Applications deployed on Runtime Fabric direct logs to stdout. The container runtime collects these logs and writes them to a file. The storage location of this file depends on your container runtime and configuration. Refer to the documentation for your Kubernetes environment for details.

External Log Forwarding

Anypoint Runtime Fabric does not include external log forwarding. You are responsible for installing, configuring, and managing an external log forwarder. You can use any external log forwarding agent that is compatible with your Kubernetes environment running on Amazon EKS, AKS, or GKE. Common log forwarding agents include:

  • Splunk Connect for Kubernetes

  • Fluentbit

Runtime Fabric also supports Log4j appenders.

Monitoring

Anypoint Monitoring provides metrics for applications and API gateways deployed to Runtime Fabric.

To collect metrics, Anypoint Monitoring sidecars run in all applications deployed to Runtime Fabric. See Monitor Applications Deployed to Runtime Fabric for details, including how to enable or disable monitoring.

Runtime Fabric does not provide support for integrating third-party monitoring solutions.

Feature Support List for Runtime Fabric

The following table lists supported and non-supported features.

Feature Status

Support for deploying Mules and API Gateways

Supported

Kubernetes and Docker

Not included.

Provide your instances of Kubernetes and Docker via Amazon EKS, AKS or GKE clusters.

Installing on any Linux distribution

Supported

Node auto-scaling

Supported using AWS, Azure, Google Cloud, or RedHat OpenShift functionality

External log forwarding

You must provide an external log forwarding service

Internal load balancer

You must provide an internal load balancer (Ingress Controller)

Anypoint Security Edge

Not supported

Anypoint Security Tokenization

Not supported

Ops Center

Not Included
You can enable monitoring and alerting in AWS, Azure, Google Cloud, or RedHat OpenShift

Anypoint Runtime Fabric and Standalone Mule Runtimes (Hybrid Deployments)

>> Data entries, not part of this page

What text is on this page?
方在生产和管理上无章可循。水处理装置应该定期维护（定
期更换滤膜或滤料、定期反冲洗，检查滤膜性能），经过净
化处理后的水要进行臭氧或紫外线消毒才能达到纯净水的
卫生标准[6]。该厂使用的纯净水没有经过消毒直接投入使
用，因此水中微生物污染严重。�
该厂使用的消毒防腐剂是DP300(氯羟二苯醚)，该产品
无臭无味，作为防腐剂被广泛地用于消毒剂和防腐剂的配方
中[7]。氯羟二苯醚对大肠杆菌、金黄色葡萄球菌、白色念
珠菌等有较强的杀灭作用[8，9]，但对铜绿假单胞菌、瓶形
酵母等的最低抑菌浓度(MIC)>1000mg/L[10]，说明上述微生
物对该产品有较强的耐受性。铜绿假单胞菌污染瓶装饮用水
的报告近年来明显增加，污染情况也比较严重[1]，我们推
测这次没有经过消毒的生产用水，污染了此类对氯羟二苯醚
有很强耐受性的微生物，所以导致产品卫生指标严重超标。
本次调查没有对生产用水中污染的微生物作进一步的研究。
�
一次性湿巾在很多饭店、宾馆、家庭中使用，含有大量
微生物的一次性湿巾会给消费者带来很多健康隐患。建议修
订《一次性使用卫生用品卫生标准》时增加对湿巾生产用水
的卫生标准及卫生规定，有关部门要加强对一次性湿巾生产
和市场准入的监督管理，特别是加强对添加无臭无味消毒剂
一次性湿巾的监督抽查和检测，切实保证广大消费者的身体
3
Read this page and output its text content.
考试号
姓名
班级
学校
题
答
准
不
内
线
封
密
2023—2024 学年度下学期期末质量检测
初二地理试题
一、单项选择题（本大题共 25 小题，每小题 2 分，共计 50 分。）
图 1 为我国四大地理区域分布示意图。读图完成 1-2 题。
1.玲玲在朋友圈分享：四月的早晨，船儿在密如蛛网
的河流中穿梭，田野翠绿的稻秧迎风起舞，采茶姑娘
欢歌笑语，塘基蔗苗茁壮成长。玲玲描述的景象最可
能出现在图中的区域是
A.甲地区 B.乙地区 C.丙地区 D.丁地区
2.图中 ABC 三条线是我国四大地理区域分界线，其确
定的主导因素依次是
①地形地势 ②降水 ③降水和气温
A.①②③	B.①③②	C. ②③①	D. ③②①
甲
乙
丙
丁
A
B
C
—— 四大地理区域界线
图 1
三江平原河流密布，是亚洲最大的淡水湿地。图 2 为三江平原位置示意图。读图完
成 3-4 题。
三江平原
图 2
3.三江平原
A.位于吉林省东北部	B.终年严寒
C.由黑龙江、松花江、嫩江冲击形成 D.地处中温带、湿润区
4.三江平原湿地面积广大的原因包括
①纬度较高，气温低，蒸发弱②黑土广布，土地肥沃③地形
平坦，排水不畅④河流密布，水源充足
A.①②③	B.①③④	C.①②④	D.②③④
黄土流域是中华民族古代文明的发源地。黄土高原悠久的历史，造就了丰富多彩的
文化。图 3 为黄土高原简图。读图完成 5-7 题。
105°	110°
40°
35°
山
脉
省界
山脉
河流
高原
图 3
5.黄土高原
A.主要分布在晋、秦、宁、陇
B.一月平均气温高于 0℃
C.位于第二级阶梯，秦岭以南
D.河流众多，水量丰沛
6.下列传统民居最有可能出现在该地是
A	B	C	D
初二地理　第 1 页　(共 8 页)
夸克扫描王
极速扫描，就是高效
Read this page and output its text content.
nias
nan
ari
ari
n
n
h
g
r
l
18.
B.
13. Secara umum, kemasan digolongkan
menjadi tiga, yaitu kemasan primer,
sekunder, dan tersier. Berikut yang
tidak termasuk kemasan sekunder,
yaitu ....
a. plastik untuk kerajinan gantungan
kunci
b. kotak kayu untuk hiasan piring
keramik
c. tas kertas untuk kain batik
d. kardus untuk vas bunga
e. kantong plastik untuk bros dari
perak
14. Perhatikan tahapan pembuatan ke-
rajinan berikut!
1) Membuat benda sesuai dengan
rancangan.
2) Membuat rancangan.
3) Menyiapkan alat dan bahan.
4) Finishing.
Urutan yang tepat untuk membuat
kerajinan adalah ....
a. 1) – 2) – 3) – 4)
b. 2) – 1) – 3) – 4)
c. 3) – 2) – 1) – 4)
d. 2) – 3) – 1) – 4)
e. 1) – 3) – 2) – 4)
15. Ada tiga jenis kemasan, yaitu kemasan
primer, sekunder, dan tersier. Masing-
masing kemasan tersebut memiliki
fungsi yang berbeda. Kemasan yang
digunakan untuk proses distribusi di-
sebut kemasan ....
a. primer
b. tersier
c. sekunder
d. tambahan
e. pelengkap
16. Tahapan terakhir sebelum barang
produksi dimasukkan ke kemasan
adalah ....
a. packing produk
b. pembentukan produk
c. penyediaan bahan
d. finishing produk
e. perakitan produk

Hybrid deployments of Mule applications require you to install a version of the Mule runtime on a server and deploy one or more applications on the server. Each application shares the Mule runtime server and the resources allocated to it. Other resources such as certificates or database connections may also be shared using domains.

Anypoint Runtime Fabric provisions resources differently. Each Mule application and API gateway runs within its own Mule runtime and in its own container. The resources available to the container are specified when deploying a Mule application or API proxy. This enables Mule applications to horizontally scale across nodes without relying on other dependencies. It also ensures that different applications do not compete with each other for resources on the same node.